What does this dark chapter in the history of Central Europe now have to do with our fairy tales? After all, the writing down of the orally transmitted texts by the Brothers Grimm took place decades after the end of the witch craze. The materials themselves, on the other hand, are much older. Witches therefore often occupy the role of (female) evil in German fairy tales, as they are prototypes typical of the region and time in which they live.

Illustration by Heinrich Vogeler of the fairy tale Jorinde and Joringel

The witch living alone in her castle in the forest enchants young girls into birds.

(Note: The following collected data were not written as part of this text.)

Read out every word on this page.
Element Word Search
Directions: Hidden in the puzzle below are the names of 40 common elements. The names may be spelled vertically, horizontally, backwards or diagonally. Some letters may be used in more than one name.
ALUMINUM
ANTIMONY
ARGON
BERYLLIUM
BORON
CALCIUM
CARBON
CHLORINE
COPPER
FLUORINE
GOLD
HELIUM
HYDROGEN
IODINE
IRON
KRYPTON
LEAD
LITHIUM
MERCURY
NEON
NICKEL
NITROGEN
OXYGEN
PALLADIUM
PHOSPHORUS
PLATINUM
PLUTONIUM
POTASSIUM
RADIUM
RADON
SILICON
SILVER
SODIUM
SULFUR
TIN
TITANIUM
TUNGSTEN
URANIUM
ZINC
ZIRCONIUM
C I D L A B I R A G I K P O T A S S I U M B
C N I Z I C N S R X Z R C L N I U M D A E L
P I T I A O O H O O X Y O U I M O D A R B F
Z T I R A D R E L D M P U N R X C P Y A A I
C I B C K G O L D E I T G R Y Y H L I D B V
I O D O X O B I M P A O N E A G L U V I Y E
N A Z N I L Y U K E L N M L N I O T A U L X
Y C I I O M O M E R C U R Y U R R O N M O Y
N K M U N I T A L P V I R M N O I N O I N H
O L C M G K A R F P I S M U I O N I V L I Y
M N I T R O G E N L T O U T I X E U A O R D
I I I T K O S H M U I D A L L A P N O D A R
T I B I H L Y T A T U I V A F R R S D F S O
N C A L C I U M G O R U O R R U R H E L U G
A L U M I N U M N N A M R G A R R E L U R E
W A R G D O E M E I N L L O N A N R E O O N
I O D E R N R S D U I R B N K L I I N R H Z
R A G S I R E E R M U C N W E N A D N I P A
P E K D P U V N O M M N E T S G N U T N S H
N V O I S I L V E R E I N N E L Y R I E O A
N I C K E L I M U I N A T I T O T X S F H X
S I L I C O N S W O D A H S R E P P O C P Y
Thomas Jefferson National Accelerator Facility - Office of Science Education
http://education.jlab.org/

Illustration by Heinrich Vogeler for Jorinde and Joringel

In related French or Italian fairy tales one often finds the man-eater (ogre, orco) or the man-eater instead of the witch. (Compare for example The Little Thumb with Hansel and Gretel). In other fairy tales like Snow White, the heroine’s enemy does bear characteristics of a witch (older woman with magical powers). However, it is either not named as such at all or only relatively late ("… who was in reality a witch…"). Motifs, such as the punishment of Snow White’s wicked stepmother, who has to dance in the fire, could go back to real events. The "trial by fire" was actually used to determine whether the accused was a witch. At the time when the Grimms created their collection of fairy tales (the first edition was published in 1812), the last witch trials were only a few generations ago. It is likely that reports of such martial acts continued to circulate for some time and were mixed with the older fairy tale material.